Di sampingnya, Leon duduk tanpa suara, hanya menatap siluet pria yang telah ia kenal terlalu lama ambisius, licin, sinis—tapi di balik semuanya, selalu ada luka yang belum selesai.
“Sudah empat tahun...” gumam Sean pelan, suaranya serak, entah karena cuaca atau karena batin yang menjerit.
Leon menoleh, menunggu kelanjutan kalimat itu tanpa menyela.
“Sudah empat tahun sejak aku tinggalkan dia di Zagros. Gunung itu... terakhir kali aku lihat kakek—dia berdiri di menara tinggi. Menatap kepergianku.”
Ia tertawa tipis, getir. “Kupikir aku bisa kembali kapan saja. Tapi sekarang... bahkan bayangannya pun mulai kabur.”
Hening. Sean menunduk. Tangan kirinya mengusap wajahnya kasar, lalu menggenggam rambutnya.
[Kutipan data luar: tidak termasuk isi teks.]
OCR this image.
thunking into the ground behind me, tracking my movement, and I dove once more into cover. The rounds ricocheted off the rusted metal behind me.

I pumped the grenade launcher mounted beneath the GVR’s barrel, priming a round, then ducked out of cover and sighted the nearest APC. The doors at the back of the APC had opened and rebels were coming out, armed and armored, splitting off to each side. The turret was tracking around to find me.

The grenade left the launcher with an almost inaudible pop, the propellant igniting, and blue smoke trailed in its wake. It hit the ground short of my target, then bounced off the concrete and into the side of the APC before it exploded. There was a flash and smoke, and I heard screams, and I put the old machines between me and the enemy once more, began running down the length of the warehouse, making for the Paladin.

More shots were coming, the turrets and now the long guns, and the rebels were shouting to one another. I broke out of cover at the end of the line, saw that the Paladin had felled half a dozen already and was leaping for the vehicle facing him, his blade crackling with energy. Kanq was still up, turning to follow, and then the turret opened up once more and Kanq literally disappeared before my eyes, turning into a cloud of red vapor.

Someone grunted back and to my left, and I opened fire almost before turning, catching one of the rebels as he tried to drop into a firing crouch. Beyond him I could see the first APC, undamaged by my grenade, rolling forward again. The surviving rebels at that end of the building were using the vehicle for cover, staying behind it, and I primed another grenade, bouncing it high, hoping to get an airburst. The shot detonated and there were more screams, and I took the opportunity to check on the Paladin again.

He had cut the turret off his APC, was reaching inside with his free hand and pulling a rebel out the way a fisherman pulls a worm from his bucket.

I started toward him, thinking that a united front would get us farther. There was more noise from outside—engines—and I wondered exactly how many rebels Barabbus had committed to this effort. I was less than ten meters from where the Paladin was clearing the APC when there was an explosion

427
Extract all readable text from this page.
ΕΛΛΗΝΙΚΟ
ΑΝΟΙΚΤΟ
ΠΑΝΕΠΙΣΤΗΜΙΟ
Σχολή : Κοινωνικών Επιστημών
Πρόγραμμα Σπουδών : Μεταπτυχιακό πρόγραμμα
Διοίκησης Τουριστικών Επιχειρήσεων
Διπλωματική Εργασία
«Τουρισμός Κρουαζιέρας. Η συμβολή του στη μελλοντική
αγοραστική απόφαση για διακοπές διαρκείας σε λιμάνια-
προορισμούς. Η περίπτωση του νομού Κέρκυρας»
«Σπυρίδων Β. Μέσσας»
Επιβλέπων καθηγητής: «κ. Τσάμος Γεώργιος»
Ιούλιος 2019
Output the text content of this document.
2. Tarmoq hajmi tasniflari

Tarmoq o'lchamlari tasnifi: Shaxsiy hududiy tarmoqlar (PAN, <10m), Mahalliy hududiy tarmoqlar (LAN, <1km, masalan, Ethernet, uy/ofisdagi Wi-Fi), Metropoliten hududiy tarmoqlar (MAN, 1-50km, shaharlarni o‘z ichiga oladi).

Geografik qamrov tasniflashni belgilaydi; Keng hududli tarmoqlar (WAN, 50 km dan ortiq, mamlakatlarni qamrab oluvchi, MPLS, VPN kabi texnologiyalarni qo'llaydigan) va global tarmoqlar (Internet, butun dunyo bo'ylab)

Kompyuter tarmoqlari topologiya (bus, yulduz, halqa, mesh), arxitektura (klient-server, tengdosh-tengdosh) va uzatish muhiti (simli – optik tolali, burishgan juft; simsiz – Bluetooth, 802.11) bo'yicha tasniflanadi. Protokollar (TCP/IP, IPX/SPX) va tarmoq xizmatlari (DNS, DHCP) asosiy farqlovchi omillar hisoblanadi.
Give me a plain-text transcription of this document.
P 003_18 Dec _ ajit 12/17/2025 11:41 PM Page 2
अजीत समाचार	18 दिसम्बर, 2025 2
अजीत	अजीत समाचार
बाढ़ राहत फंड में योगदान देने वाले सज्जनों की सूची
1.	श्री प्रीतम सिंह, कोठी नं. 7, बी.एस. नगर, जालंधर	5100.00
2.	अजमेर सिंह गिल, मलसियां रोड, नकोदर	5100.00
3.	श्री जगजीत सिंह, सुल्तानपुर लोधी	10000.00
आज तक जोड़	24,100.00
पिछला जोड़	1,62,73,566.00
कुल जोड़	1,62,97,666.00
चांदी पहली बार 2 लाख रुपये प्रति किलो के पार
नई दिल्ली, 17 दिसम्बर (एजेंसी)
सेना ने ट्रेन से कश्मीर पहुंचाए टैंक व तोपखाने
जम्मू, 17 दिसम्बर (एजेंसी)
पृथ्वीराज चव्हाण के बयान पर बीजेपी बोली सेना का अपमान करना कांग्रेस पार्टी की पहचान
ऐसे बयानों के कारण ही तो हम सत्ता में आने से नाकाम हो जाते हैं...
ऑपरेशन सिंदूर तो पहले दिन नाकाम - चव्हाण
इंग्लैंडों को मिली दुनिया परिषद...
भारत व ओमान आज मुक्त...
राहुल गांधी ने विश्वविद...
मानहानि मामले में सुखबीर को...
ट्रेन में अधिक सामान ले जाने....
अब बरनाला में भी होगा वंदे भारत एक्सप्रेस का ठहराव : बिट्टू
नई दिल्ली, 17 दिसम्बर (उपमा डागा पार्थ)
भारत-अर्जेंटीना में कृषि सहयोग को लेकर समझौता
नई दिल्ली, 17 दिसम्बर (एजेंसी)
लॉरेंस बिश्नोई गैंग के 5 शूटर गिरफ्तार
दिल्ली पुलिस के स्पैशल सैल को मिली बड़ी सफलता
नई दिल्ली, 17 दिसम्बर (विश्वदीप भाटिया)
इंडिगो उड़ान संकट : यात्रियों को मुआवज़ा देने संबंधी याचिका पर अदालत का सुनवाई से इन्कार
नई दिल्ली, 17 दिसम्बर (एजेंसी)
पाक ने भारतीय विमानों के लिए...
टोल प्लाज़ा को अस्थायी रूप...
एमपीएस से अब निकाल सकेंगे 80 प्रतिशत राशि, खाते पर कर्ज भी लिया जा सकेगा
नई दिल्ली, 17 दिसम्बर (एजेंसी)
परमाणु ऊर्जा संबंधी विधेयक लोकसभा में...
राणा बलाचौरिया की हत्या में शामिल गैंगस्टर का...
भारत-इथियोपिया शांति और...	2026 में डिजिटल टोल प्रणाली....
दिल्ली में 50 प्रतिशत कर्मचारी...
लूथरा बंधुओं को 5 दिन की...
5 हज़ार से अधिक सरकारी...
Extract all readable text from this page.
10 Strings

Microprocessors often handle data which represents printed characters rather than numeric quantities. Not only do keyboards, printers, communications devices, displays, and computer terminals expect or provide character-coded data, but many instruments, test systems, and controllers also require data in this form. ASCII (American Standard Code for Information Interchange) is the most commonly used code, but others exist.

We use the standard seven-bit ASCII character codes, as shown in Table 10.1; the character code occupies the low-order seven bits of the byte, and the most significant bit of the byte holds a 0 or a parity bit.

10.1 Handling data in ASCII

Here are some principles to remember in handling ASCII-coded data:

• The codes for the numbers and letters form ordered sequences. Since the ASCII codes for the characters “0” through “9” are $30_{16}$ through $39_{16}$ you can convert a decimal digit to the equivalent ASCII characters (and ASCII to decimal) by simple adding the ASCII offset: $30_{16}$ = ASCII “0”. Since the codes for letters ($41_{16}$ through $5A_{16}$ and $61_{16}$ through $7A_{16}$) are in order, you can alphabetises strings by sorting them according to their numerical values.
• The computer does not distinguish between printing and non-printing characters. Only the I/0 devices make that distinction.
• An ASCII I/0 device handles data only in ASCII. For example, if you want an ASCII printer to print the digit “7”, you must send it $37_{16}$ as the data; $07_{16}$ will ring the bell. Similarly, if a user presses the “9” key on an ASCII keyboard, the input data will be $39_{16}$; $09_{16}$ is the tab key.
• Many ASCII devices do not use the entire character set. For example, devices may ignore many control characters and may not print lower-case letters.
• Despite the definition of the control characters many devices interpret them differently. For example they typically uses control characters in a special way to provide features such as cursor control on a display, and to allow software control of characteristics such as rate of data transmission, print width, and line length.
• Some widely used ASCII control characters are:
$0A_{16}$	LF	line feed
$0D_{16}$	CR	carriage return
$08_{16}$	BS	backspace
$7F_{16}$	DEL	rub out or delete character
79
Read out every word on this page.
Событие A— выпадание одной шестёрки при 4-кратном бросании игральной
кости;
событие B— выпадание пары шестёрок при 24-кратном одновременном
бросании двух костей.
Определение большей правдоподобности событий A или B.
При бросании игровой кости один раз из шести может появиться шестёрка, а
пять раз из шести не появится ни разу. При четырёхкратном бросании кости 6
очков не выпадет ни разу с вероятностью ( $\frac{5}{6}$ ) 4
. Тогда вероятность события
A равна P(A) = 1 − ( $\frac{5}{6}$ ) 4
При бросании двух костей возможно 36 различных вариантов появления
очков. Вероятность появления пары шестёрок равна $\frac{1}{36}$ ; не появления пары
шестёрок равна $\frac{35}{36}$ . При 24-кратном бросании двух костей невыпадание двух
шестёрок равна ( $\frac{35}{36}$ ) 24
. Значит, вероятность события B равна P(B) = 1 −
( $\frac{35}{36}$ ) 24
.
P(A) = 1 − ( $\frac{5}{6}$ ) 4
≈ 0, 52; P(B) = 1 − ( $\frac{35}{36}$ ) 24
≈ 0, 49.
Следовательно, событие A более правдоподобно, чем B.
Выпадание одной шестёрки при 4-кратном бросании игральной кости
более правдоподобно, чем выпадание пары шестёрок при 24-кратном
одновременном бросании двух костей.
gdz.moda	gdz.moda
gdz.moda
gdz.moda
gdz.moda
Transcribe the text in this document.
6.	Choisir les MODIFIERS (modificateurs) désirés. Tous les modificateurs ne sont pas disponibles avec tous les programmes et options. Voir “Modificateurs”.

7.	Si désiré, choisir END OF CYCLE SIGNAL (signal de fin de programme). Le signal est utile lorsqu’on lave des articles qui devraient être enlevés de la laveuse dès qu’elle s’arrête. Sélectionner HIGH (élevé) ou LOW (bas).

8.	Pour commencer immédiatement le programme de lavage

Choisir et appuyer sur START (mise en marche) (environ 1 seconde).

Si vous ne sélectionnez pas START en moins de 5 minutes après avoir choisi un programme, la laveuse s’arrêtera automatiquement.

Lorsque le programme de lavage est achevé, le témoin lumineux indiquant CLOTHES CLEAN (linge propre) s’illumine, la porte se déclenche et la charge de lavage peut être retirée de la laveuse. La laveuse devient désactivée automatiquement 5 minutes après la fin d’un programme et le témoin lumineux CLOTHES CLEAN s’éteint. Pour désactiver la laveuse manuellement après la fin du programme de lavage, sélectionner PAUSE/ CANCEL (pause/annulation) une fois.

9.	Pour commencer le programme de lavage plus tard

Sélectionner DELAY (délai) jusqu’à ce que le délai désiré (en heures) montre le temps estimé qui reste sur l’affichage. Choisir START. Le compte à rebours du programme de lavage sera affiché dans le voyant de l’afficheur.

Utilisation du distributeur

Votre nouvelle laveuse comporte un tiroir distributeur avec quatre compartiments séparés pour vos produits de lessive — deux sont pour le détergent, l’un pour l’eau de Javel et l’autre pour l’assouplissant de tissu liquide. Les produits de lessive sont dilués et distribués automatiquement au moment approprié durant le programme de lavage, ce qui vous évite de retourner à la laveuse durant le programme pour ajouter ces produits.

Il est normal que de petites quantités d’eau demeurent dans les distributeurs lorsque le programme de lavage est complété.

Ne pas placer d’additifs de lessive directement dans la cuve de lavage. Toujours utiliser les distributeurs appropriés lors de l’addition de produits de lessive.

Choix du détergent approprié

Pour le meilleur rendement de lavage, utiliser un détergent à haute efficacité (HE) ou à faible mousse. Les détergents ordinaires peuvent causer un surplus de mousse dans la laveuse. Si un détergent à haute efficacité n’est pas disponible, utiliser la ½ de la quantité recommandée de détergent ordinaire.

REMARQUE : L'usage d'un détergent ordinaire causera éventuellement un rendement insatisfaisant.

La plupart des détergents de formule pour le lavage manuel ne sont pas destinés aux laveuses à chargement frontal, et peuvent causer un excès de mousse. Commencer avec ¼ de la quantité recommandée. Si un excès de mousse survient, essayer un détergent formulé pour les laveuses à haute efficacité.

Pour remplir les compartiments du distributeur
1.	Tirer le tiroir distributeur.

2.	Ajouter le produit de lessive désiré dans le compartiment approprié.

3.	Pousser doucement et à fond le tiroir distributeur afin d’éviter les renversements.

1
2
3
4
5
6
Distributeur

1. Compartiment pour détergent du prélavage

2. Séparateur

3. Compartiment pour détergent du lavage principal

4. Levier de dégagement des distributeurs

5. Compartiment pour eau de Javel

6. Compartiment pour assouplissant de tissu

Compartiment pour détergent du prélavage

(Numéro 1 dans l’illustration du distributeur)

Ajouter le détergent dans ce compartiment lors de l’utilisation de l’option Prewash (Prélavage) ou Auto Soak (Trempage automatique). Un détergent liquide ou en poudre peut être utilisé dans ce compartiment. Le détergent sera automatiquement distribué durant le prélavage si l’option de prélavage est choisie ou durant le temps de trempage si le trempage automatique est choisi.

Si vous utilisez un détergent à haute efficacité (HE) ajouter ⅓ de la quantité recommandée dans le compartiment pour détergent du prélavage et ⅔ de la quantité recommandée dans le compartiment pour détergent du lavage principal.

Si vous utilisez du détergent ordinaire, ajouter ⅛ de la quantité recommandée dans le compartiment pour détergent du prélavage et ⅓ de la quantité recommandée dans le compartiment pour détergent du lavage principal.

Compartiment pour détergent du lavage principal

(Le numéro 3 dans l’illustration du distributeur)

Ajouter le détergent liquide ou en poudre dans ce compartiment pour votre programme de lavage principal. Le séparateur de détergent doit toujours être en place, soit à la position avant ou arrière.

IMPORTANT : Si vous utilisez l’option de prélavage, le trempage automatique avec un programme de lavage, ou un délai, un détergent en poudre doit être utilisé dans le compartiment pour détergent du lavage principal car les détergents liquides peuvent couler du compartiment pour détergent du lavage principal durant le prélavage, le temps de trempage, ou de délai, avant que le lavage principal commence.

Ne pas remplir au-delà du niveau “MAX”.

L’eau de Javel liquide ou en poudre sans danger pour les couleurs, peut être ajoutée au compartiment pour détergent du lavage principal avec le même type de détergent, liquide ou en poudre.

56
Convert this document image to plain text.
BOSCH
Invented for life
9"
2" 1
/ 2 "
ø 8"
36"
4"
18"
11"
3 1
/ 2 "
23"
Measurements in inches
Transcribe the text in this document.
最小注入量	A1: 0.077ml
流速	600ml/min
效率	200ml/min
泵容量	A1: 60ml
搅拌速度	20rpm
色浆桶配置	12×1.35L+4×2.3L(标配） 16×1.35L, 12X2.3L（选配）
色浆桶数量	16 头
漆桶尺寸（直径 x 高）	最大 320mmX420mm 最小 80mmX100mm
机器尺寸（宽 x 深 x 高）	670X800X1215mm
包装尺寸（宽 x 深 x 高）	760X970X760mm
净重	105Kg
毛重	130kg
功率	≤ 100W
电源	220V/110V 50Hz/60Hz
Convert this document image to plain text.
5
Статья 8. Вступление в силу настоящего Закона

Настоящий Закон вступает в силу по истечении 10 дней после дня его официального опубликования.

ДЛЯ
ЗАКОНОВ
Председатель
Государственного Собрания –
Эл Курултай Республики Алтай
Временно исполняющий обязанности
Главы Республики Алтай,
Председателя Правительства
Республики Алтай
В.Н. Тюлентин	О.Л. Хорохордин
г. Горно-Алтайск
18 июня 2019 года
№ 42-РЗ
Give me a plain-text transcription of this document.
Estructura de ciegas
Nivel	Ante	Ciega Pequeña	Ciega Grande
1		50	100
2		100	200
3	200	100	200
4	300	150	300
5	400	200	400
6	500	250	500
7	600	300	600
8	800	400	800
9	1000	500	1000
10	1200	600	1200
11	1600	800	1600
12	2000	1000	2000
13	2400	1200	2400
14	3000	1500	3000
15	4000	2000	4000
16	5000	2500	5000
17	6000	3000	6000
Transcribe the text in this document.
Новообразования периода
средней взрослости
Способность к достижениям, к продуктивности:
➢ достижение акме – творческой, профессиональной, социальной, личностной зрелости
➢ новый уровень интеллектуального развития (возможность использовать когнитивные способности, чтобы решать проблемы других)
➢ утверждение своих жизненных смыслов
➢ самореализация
“Masalahnya... aku bahkan tidak tahu di mana dia sekarang. Tidak ada sinyal, tidak ada alamat. Orangnya... tidak bisa dilacak. Jangan kan orangnya, Leon. Rumah itu saja... tempat terindah yang pernah aku tempati... rasanya seperti mimpi. Seolah tidak pernah ada.”
Angin dari celah jendela menggerakkan tirai tipis. Skotlandia tampak murung, mendung menggantung di atas menara-menara tua.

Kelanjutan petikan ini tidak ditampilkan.